Other than these essential and urgent matters, most matters will be adjourned to a date to be fixed:-

Criminal Matters
  1. A Magistrate’s Appeal involving an appellant whose sentence of imprisonment would be completed within or shortly after the circuit breaker period.
  1. A Magistrate’s Appeal involving a sentence of caning where the accused person is approaching 50 years of age.
  2. An application for an order for review of detention.
  3. An application concerning bail or review of bail.
  4. An application for stay of judicial execution.
  5. The production of an arrested person in court within 48 hours.
  6. Applications for the remand of an accused.
  7. Hearings before a Magistrate for assessment of suitability of bailors and application for further detention orders under the Immigration Act.
  8. Pre-Trial-Conferences, Trials and Plead Guilty Mentions concerning remanded accused persons which need to be expedited in the interests of justice (this will be determined by the Court on a case-by-case basis)
Civil Matters

An application for urgent injunction or search order or an application to set aside an injunction or search order. 

Matters relating to the Protection from Online Falsehoods and Manipulation Act 2019.

Matters relating to the Mutual Assistance in Criminal Matters Act, the Terrorism (Suppression of Financing) Act or the Corruption, Drug Trafficking and Other Serious Crimes (Confiscation of Benefits) Act.

An application for urgent judicial review in relation to implementation of COVID-19 measures.

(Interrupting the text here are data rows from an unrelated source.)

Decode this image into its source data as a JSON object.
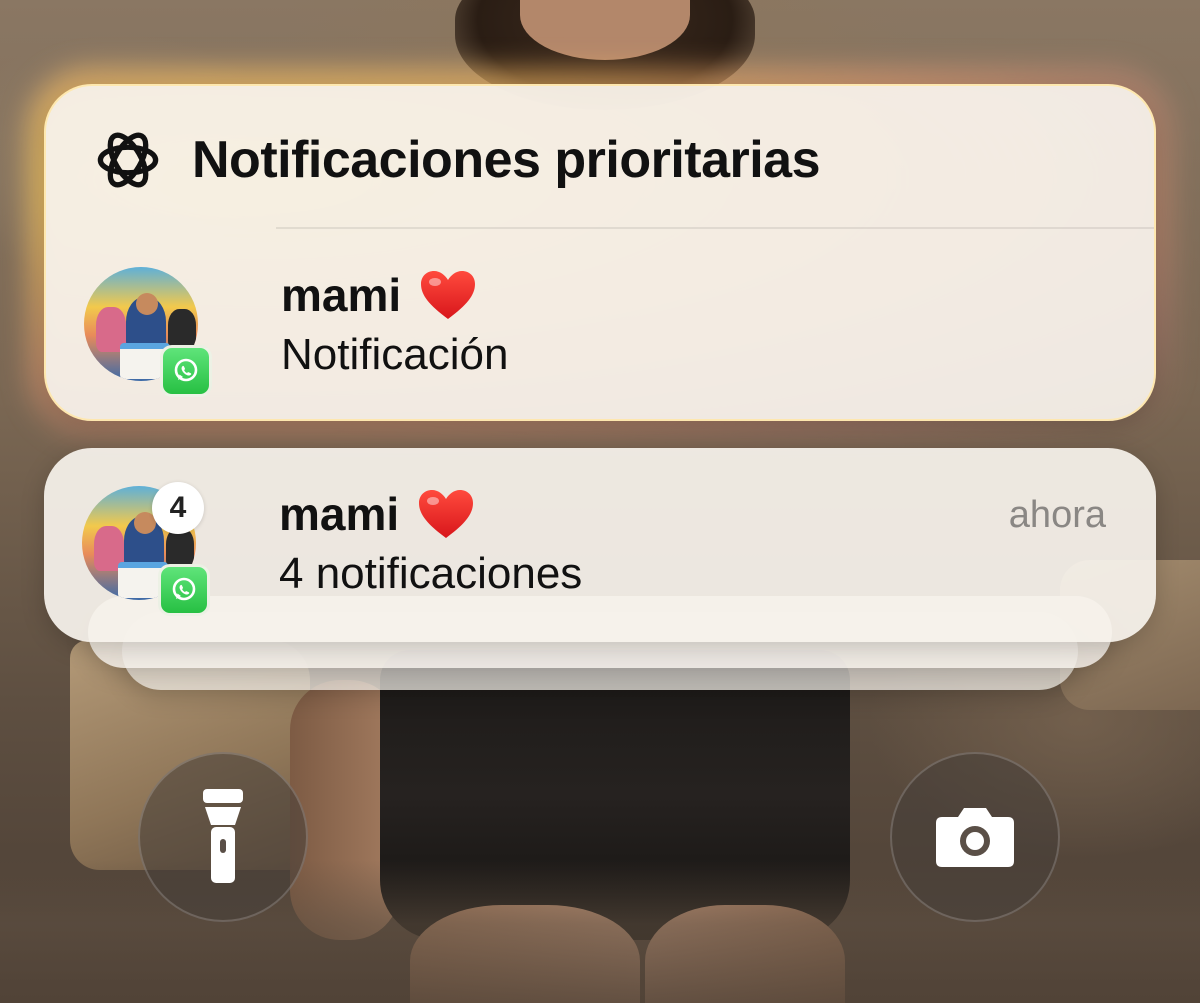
{
  "priority": {
    "icon": "apple-intelligence-icon",
    "title": "Notificaciones prioritarias",
    "notification": {
      "sender": "mami",
      "sender_emoji": "❤️",
      "body": "Notificación",
      "app_icon": "whatsapp-icon"
    }
  },
  "group": {
    "sender": "mami",
    "sender_emoji": "❤️",
    "body": "4 notificaciones",
    "time": "ahora",
    "count": "4",
    "app_icon": "whatsapp-icon"
  },
  "lock_buttons": {
    "left": "flashlight-icon",
    "right": "camera-icon"
  },
  "colors": {
    "glow": "#ffd65a",
    "card": "#f6f2ec",
    "whatsapp": "#27c043",
    "time": "#8a8784"
  }
}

Matters relating to the Building and Construction Industry Security of Payment Act.

Matters relating to the Protection from Harassment Act, if there are issues of personal safety involved.

Extension of time for insolvency and restructuring matters.

Applications for interim payments in personal injury cases or in cases where payment is urgently needed.

An application for a stay of execution of a civil judgment.

Family Matters
  1. Urgent matters under the Probate and adoption matters under the Mental Capacity Act such as applications for access to emergency fund.
  2. Child abduction cases where urgent orders are required.
  3. Youth arrest cases where the subject is in remand and would be prejudiced as a result of an adjournment.
  4. Child Protection cases where the safety of the child is at risk.
  5. Beyond Parental Control cases where the youth is in remand.
  6. Family violence proceedings where the matter involves a higher risk of imminent danger.
  7. Maintenance proceedings where urgent hearing is necessary due to the immediate financial needs on the part of the applicant and/or his/her dependents.

All other matters scheduled for hearing during the circuit breaker period which the Court has not assessed to be essential and urgent will be adjourned to such date and will notify the parties. However, should a party still wish for their matter to be heard with the Relevant Period, they must make a request to the Court. Parties should not make a request if the hearing is not essential or urgent merely because it is convenient.